Oh yes, I too will pull for Lance Armstrong "to succeed in the work that he's doing" regarding cancer...but if (and it is only an "if" at this point) he did practice illegal performance-enhancement, then I am afraid, at least in my mind, this puts into serious doubt how much "he" really did win as a bike racer. (This is, of course, with the assumption that any illegal performance-enhancement was used to augment his bike racing capabilities and not to bring him back to normalcy after battling testicular cancer - a huge difference in my book.)

To me, these are two separate issues - battling cancer and multiple wins of the Tour de France. On the one hand you have an individual who has shown a tremendous amount of fortitude in making a positive difference for many, and for society as a whole, and on the other hand if the allegations prove to be true, you have a "cheater" no different than the others (Roger Clemens, Barry Bonds, Brian Cushing, Marion Jones, etc.).
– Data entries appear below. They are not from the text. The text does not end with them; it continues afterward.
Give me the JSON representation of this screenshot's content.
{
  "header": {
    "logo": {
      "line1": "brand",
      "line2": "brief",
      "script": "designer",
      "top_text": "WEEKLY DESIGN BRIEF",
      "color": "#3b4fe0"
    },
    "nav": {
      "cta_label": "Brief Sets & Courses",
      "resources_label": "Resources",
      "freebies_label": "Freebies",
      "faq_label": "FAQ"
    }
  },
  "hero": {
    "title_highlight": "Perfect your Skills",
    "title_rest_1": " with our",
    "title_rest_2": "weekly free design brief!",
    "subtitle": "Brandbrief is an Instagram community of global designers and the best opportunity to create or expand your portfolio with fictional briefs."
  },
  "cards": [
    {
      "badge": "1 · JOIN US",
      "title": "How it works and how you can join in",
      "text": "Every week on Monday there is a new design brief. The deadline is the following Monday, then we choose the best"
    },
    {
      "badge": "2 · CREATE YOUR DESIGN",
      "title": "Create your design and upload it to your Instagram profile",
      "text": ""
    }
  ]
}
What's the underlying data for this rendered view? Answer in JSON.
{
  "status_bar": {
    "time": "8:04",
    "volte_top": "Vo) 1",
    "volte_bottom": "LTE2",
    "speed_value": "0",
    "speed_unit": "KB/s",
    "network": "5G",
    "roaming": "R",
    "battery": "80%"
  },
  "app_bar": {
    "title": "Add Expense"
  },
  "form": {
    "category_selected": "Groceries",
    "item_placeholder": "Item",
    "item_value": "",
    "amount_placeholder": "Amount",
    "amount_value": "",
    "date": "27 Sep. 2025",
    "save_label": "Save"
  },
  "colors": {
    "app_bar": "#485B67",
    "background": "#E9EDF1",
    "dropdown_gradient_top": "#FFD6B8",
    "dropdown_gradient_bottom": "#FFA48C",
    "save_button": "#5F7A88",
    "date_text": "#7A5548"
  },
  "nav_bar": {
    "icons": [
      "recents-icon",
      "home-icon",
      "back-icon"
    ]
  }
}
It is not that I don't believe cheating in one area of life doesn't affect other aspects of one's life. On the contrary, I believe that it does and can, ultimately and exponentially, increase the odds of "bad" things happening to an individual due to its corrosive effect on one's character. (You need only look at Tiger Woods to see that possibility).

However, a good deed is still a GOOD DEED, and with few exceptions to how it comes about or who it comes from, if it betters society and helps people, it is still a good thing!!!

Great piece LZ, but the jury is still out on how many bike races, and Tour de France races, Lance Armstrong really won. Hopefully, when the truth comes out, the answer will be all of them.